Referendum fever

Boston Globe Editorial, 5/7/2000

ast week's jockeying over the Legislature's failure to vote on the annual crop of initiative petitions provided a glimpse of what threatens to be a serious problem in Massachusetts and potentially a national calamity.

That word is not too strong for the damage that would be done to our representative democracy and our society if proposals are advanced to conduct national policy by referendum. Already, Ross Perot and Pat Buchanan have hinted at such proposals.

Many of the ill-effects of government by referendum are already abundantly visible in California and Oregon, which have to a considerable degree neutered their state legislatures through over-reliance on direct democracy.

Government by referendum does ''let the people speak,'' as its advocates claim, but it gives them a vocabulary of only two words: yes and no.

In Massachusetts, too, the problems are apparent, as eight proposed initiative petitions move toward the November ballot, along with one constitutional amendment slated for 2002. One of the most-discussed items promises to improve health care, but it would do so with a three-pronged approach, each complex. Voters who like one or two of the elements cannot choose. They have no opportunity for debate or amendment.

Still, the trend is toward increasing use of the device. And, as columnist David Broder points out in a his new book, ''Democracy Derailed,'' the proportion of ballot questions that pass has risen to about 50 percent - the highest ever.

This trend is a direct threat to the ideal of representative democracy embraced so passionately by the nation's founders. Clearly, voters don't think their elected officials are representing their interests well enough, if at all. The paradox, however, is that the legislators whose own power is directly targeted by the movement have often responded with disdain and with behavior in their chambers that is nothing short of suicidal.

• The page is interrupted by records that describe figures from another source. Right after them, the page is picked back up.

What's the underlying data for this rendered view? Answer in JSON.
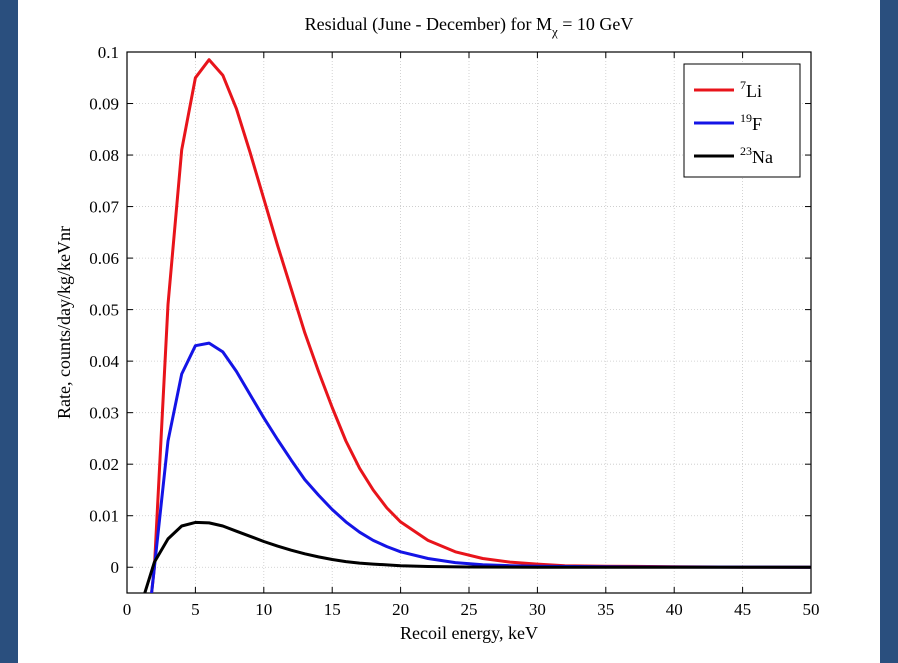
{
  "chart_data": {
    "type": "line",
    "title": "Residual (June - December) for M",
    "title_sub": "χ",
    "title_suffix": " = 10 GeV",
    "xlabel": "Recoil energy, keV",
    "ylabel": "Rate, counts/day/kg/keVnr",
    "xlim": [
      0,
      50
    ],
    "ylim": [
      -0.005,
      0.1
    ],
    "xticks": [
      0,
      5,
      10,
      15,
      20,
      25,
      30,
      35,
      40,
      45,
      50
    ],
    "xtick_labels": [
      "0",
      "5",
      "10",
      "15",
      "20",
      "25",
      "30",
      "35",
      "40",
      "45",
      "50"
    ],
    "yticks": [
      0,
      0.01,
      0.02,
      0.03,
      0.04,
      0.05,
      0.06,
      0.07,
      0.08,
      0.09,
      0.1
    ],
    "ytick_labels": [
      "0",
      "0.01",
      "0.02",
      "0.03",
      "0.04",
      "0.05",
      "0.06",
      "0.07",
      "0.08",
      "0.09",
      "0.1"
    ],
    "grid": true,
    "legend_position": "top-right",
    "series": [
      {
        "name": "Li",
        "name_sup": "7",
        "color": "#e8141b",
        "x": [
          1.8,
          2,
          3,
          4,
          5,
          6,
          7,
          8,
          9,
          10,
          11,
          12,
          13,
          14,
          15,
          16,
          17,
          18,
          19,
          20,
          22,
          24,
          26,
          28,
          30,
          32,
          35,
          40,
          45,
          50
        ],
        "y": [
          -0.005,
          0.0,
          0.051,
          0.081,
          0.095,
          0.0985,
          0.0955,
          0.089,
          0.0805,
          0.0715,
          0.0625,
          0.054,
          0.0455,
          0.038,
          0.031,
          0.0245,
          0.0192,
          0.015,
          0.0115,
          0.0088,
          0.0052,
          0.003,
          0.0017,
          0.001,
          0.0006,
          0.0003,
          0.0002,
          0.0001,
          3e-05,
          0.0
        ]
      },
      {
        "name": "F",
        "name_sup": "19",
        "color": "#1414e6",
        "x": [
          1.8,
          2,
          3,
          4,
          5,
          6,
          7,
          8,
          9,
          10,
          11,
          12,
          13,
          14,
          15,
          16,
          17,
          18,
          19,
          20,
          22,
          24,
          26,
          28,
          30,
          35,
          40,
          45,
          50
        ],
        "y": [
          -0.005,
          0.0,
          0.0245,
          0.0375,
          0.043,
          0.0435,
          0.0418,
          0.038,
          0.0335,
          0.029,
          0.0248,
          0.0208,
          0.017,
          0.014,
          0.0112,
          0.0088,
          0.0068,
          0.0052,
          0.004,
          0.003,
          0.0017,
          0.0009,
          0.0005,
          0.0003,
          0.0002,
          0.0001,
          5e-05,
          2e-05,
          0.0
        ]
      },
      {
        "name": "Na",
        "name_sup": "23",
        "color": "#000000",
        "x": [
          1.3,
          2,
          3,
          4,
          5,
          6,
          7,
          8,
          9,
          10,
          11,
          12,
          13,
          14,
          15,
          16,
          17,
          18,
          20,
          22,
          25,
          30,
          35,
          40,
          45,
          50
        ],
        "y": [
          -0.005,
          0.001,
          0.0055,
          0.008,
          0.0087,
          0.0086,
          0.008,
          0.007,
          0.006,
          0.005,
          0.0041,
          0.0033,
          0.0026,
          0.002,
          0.0015,
          0.0011,
          0.0008,
          0.0006,
          0.0003,
          0.00015,
          5e-05,
          1e-05,
          0.0,
          0.0,
          0.0,
          0.0
        ]
      }
    ]
  }
}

How else to explain the Massachusetts House's late-night budget session, in which special-interest amendments were adopted at 4 or 5 in the morning, with no rollcalls and no previous hearing or debate? In fact, one reason for the late session was that the leadership has held very few formal sessions this year, so scores of items that should have been considered as separate bills ended up as budget amendments. In an atmosphere where an iron-fisted leadership thinks open floor debate is too much democracy, voters can hardly be blamed for looking to other ways of making their voices heard.

Nationally, the threat is even greater, for several reasons. Any method of passing legislation by popular vote would decimate the careful balance of the federal system, in which individual citizens have an equal voice in the House, while small states are protected from the tyranny of the majority by disproportionate representation in the Senate.

Another problem is that public opinion - often ''a factious spirit'' in James Madison's words - can change quickly. Will policy flip-flop every few days, as public sentiment wavers?

Most important, though, is that the entire rationale for public policy referendums is turning on its head in many states and would surely be upside down if implemented nationally. That rationale is that, when representatives will not do what citizens clearly want, voters have a right to mount grass-roots campaigns to take matters into their own hands. The Proposition 21/2 property tax limit, it must be said, was an example.

But increasingly, monied special interests have learned they can buy the advertising campaigns and other mechanisms to prevail in referendum campaigns, and this would surely be most true at the national level. With the stakes so high, a national referendum would only shift the arena of special-interest money from Congress to the streets.

Perot has only called for an ''electronic town hall'' in which voters could guide their elected officials. But Congress and the president already pay too much attention to public opinion polls. Governing is a job for representatives, not for citizens with quick trigger-fingers on their computers.